Warren: "Oh, his gay-baiting, his union-bashing. His hatred of any fundings for the arts. His isolationism."
-- Exchange on August 3 edition of CNN's Capital Gang.

"Albright wants to deal face to face with the principals. It's going to be fascinating to see whether she can charm Arafat. If she can charm Jesse Helms, which is sort of a good test, a good warm-up game for Arafat. She has incredible gumption. She's a different kind of Secretary of State. It will be a fascinating test for her."
-- Former Newsweek Washington Bureau Chief Evan Thomas, August 9 Inside Washington.

 

Without the NEA Life Itself Would Be Impossible

"It is a popular argument that without the NEA the arts would do just fine. It's an argument they don't buy at the Centrum Arts Education and Performance Center, located at an old Army base in Port Townsend, a remote coastal town of 8,000. On the Centrum campus, in an old balloon hangar, the Seattle Youth Symphony practices and performs. It too gets NEA money for scholarships. Some of these young musicians wouldn't be here without the NEA's help. Would the youth symphony survive if the National Endowment for the Arts were abolished? Would other arts organizations? We asked. The answer invariably was yes, but, there would be casualties."
-- CBS reporter Martha Teichner concluding an August 17 Sunday Morning story on the National Endowment for the Arts.

 

God Is Dead?

"Died. William S. Burroughs, 83, novelist, cult figure, and perhaps the most audacious member of a Beat Generation trinity whose other two divinities were Jack Kerouac and Allen Ginsberg ...His life was as extreme as the experimental fiction he pioneered, involving alcohol, heroin, homosexuality, a celebrated obscenity trial in Boston, and in 1951, his accidental killing of his wife while shooting a glass off the top of her head."
Time magazine's "Milestones" column, August 11.

 

What a Difference Jimmy Could Have Made

"The call came just a few weeks before Elvis died, and when you talked to President Carter, he was sad when he talked about it.

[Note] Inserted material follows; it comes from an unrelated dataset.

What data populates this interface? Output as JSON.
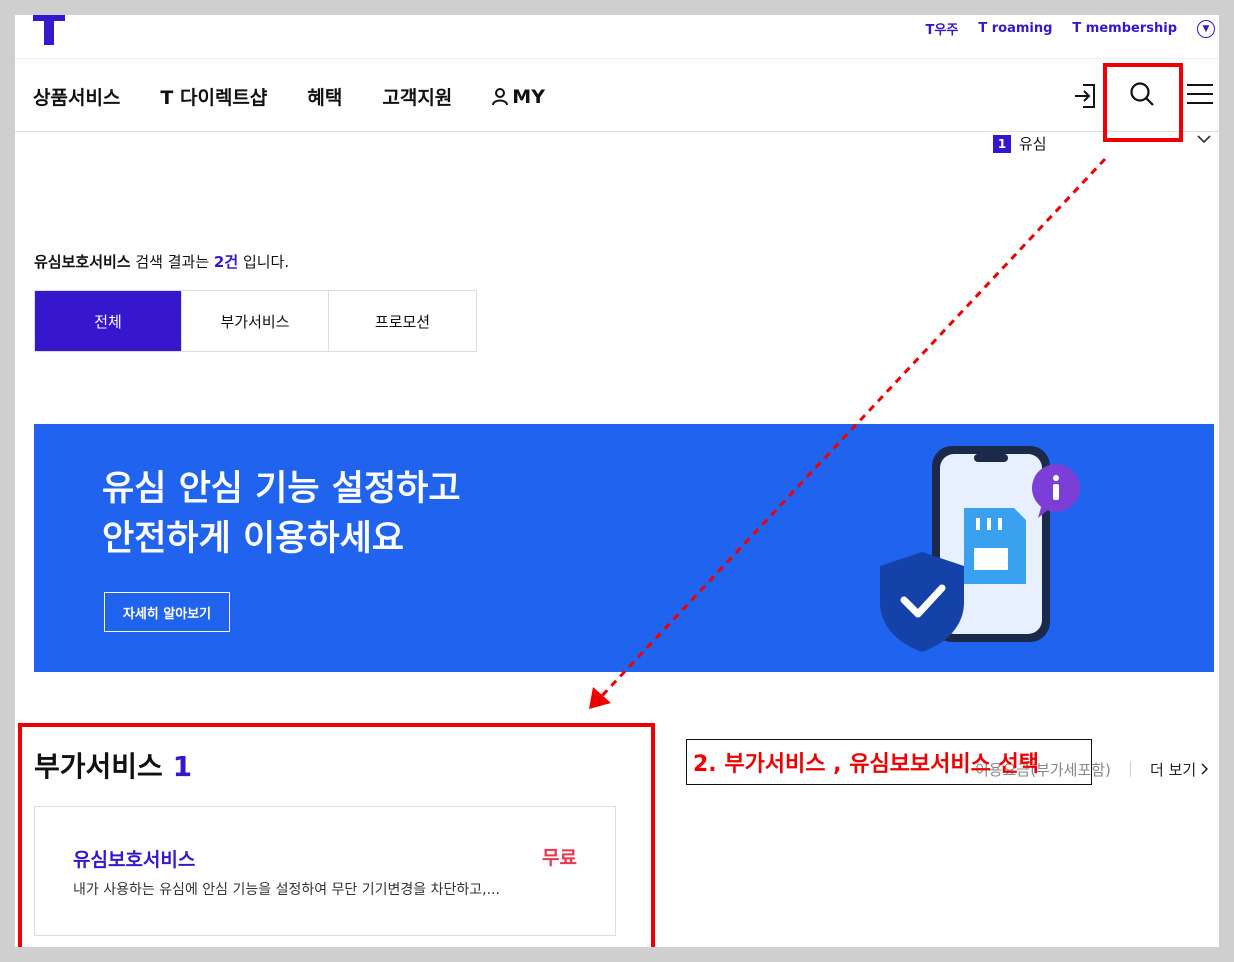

Do you think that he wonders if he could have done something to save Elvis?"
Today co-host Ann Curry to Douglas Brinkley, who wrote a New Yorker article about Elvis calling President Carter, August 12.

 

Attack of the Killer Lawn Mowers

"Could your lawnmower kill you? Perhaps. In fact, a new study finds that you could be risking your life every time you cut the grass. In our News from Medicine report, CNN's Ed Garsten tells us that matching you with the right mower may mean the difference between life and death."
-- CNN anchor Linden Soles, August 3 The World Today.